People v. Eastland, 11 Ill. App. 3d 271 (1973)

May 9, 1973 · Illinois Appellate Court · No. 11895
11 Ill. App. 3d 271

The People of the State of Illinois, Plaintiff-Appellee, v. Charles Eastland, a/k/a Nolan Brown, Jr., a/k/a Nolan Gene Brown, a/k/a Willie Fouther, III, Defendant-Appellant.

(No. 11895;

Fourth District

May 9, 1973.

*272John F. McNichols, of Defender Project, of Springfield, (Bruce L. Herr, of counsel), for appellant.

Basil G. Greanias, State’s Attorney, of Decatur, (Patrick M. Walsh, Assistant State’s Attorney, of counsel,) for the People.

Mr. JUSTICE SIMKINS

delivered the opinion of the court:

Defendant-Appellant Charles Eastland, a/k/a Nolan Brown, Jr., a/k/a Nolan Gene Brown, a/k/a Willie Fouther, III, was indicted for theft of property of value exceeding $150 in violation of Ill. Rev. Stat. 1969, ch. 38, sec. 16-l(a) (1). The indictment charged the defendant with theft of a 1972 Oldsmobile 98, four-door sedan in that he “* # * knowingly exerted unauthorized control * * *” over the vehicle, “* # <* intending to deprive said owner permanently of the use or benefit of said property * * Defendant was convicted, after trial by jury, and sentenced 2 to 6 years.

The jury returned the following verdict, ‘We the jury, find the defendant, Nolan Brown, Jr., guilty of Theft of Property.” Defendant asserts error in the sentence imposed since there was no finding by the jury that the value of the property was in excess of $150. Defendant did not object to the form of verdict during the conference on instructions, nor was the contention raised in the post-trial motion, and the question is not preserved for appeal. We note, however, that no issue was raised, during the trial, as to the value of the automobile. Also, the jury was instructed that defendant was charged with theft of property exceeding $150 in value, and under the rule of People v. Harden, 42 Ill.2d 301, 247 N.E.2d 404, there was no error.

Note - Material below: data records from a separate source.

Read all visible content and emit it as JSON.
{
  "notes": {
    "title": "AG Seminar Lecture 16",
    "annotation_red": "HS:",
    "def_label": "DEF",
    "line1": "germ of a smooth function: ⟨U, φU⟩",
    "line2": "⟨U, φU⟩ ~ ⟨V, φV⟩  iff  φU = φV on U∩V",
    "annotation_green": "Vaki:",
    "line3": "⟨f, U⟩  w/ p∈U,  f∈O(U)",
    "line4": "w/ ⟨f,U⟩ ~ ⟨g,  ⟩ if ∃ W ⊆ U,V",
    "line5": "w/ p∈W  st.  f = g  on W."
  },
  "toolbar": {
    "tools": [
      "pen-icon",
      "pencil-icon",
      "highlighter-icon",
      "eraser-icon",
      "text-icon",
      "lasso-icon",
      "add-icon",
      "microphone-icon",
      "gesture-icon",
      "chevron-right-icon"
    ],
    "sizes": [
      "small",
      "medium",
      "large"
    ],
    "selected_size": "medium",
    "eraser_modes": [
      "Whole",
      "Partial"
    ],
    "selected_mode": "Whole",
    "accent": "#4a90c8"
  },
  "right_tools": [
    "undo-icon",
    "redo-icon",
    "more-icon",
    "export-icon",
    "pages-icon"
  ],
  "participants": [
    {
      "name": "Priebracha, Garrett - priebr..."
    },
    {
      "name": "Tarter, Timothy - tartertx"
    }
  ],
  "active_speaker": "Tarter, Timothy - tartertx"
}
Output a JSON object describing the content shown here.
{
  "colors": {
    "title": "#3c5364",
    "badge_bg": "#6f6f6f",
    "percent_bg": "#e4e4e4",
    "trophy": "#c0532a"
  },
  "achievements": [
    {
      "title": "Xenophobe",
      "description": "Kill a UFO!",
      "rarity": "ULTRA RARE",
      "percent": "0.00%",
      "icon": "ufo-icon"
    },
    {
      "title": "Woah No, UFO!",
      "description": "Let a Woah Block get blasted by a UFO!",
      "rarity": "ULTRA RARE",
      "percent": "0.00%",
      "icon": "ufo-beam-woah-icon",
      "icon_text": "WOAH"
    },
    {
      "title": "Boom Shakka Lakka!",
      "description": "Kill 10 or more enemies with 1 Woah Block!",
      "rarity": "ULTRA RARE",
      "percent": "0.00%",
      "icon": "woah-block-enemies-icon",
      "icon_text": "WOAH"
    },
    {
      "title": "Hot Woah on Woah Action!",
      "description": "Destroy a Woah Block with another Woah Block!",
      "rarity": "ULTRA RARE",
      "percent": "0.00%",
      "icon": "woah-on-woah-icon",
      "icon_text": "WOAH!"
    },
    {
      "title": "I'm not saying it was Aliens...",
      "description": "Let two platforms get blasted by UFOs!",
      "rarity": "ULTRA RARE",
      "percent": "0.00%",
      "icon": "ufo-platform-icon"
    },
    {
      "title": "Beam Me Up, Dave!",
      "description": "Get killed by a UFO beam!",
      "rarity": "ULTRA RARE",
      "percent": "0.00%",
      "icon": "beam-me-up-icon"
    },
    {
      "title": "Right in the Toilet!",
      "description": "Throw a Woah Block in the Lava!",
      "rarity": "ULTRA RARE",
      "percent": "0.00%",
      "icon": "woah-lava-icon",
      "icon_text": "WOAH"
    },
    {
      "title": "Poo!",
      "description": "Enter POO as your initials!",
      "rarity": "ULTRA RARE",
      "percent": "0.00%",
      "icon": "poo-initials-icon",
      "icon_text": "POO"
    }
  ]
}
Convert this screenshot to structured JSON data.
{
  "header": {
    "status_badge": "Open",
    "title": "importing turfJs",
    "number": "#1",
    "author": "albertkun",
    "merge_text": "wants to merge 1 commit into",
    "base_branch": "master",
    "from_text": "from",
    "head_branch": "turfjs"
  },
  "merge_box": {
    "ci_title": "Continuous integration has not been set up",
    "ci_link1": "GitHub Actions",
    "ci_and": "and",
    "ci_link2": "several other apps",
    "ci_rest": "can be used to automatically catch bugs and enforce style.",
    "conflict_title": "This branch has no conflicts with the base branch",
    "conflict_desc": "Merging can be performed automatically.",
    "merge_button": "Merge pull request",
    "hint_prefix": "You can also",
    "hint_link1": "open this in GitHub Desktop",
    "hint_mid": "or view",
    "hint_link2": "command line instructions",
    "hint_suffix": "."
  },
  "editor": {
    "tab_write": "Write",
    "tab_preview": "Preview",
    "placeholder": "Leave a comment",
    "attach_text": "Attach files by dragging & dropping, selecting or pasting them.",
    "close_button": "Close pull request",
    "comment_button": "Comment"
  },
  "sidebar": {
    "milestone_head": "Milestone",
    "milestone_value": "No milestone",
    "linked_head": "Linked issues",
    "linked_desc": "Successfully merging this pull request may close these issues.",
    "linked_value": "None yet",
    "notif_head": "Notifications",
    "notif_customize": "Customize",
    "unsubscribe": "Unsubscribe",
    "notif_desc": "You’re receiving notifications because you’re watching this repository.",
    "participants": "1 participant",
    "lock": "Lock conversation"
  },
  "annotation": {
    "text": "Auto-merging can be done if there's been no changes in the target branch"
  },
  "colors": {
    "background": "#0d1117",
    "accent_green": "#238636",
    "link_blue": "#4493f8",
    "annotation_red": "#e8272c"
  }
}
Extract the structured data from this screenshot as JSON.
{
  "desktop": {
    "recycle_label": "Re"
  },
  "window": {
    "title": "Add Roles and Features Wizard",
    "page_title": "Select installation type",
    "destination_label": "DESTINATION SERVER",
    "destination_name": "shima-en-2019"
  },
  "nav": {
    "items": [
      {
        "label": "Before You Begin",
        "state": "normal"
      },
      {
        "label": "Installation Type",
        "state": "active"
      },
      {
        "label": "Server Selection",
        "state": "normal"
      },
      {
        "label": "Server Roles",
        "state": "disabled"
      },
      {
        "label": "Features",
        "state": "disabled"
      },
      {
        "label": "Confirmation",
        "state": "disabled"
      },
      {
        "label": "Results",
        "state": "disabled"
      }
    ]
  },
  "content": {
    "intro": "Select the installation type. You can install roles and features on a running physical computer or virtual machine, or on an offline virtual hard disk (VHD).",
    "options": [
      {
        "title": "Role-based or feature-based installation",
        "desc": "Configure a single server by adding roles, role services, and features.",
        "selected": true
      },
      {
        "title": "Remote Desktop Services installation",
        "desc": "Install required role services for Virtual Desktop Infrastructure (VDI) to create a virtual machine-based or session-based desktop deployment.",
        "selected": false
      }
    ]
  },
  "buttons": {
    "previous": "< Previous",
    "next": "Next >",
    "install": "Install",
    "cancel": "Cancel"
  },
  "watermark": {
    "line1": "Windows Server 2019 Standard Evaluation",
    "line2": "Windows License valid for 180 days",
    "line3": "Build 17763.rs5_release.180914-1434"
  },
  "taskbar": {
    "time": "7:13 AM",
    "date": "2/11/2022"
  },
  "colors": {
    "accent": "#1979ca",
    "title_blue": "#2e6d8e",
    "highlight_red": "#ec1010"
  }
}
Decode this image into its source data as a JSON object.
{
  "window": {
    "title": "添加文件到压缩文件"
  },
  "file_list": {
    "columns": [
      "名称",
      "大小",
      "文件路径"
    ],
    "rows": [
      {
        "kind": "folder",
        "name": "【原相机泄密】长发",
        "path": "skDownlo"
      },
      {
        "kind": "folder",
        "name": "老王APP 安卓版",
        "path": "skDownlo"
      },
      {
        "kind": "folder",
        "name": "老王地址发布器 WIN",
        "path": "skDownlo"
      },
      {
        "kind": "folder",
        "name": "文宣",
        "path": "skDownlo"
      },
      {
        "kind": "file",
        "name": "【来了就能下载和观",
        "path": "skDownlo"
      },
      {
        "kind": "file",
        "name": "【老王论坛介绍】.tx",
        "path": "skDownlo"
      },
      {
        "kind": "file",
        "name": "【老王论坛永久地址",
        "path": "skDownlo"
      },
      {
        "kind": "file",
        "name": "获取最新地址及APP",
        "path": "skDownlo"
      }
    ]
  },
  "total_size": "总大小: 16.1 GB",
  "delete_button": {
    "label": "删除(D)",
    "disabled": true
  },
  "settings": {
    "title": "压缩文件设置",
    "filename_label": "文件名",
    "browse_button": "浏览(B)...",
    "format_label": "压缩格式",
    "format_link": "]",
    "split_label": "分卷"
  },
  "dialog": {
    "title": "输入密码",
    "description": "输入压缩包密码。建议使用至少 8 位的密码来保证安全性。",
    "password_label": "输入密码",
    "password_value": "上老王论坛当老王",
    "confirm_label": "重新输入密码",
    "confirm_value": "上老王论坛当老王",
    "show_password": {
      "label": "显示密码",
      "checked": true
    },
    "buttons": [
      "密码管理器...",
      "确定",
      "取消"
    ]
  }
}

Defendant also contends that it was error to give Peoples Instructions Nos. 12 and 13, which are I.P.I. Criminal 13.01 and 13.02. We have heretofore set out the allegations of the indictment which contained the language of the statute set forth in chapter 38, section 16-1 (1) to the effect that the defendant intended to deprive the owner permanently of the use and benefit of the property. The two instructions in question also contained the language set forth in sub-par. (3) of the statute which contains the words “* * * conceals, or abandons # # jje argues that instructions given should be confined to the facts and the law in the case. In view of the evidence adduced the jury could not have been misled by the instructions. There was no evidence of “concealment or abandonment” and no substantial error occurred. In addition, no objection was made to the instructions at the time of the instruction conference nor was there alleged error raised in the *273post-trial motion and the point is not properly preserved for review. People v. LeMay, 35 Ill.2d 208, 212, 220 N.E.2d 184.

Defendant also complains of a question asked him by the State’s Attorney. The exchange between the State’s Attorney and the defendant which led up to the question are as follows:

“Q. Well, if you weren’t in your right mind and you can’t remember anything how are you able to say that you didn’t take it?
A. I just know I didn’t take it.
Q. How do you know?
A. I know I didn’t.
Q. Well how?
A. How do you know I did?
Q. I know you did, Mr. Eastland, but you are on trial. I am asking how you know you didn’t take it?
A. I know I didn’t take that car.”

Defendant argues that the words “I know you did, Mr. Eastland * * *” was prejudicial since the jury might have concluded that the State’s Attorney had private knowledge of the defendant’s guilt. We observe that no objection was made to the question nor was the point raised in defendant’s post-trial motion and the alleged error is not preserved for review. Additionally, in People v. Williams, 26 Ill.2d 190, 193, 186 N.E.2d 353, the State’s Attorney in his opening statement and in closing argument stated his own opinion of defendant’s guilt, as follows: “I am sure that after you have heard this case, you will feel as we do that defendant is guilty as charged”, and further stated to the jury “* * w I think that when you go back tihere, you will reach the same conclusion that we have reached, and that is that Eddie Williams is guilty of the charge cf murder.” In disposing of defendant’s contention that the rule prohibits a State’s Attorney from expressing his personal opinion of guilt and that such violation required reversal, the court said, “It is, however, proper for a prosecutor to argue or express an opinion that the accused is guilty, where he states, or it is apparent, as was true in this case, that such opinion is based solely on the evidence.” Here the evidence of guilt is overwhelming and the question did not constitute reversible error.

Judgment affirmed.

SMITH, P. J., and TRAPP, J., concur.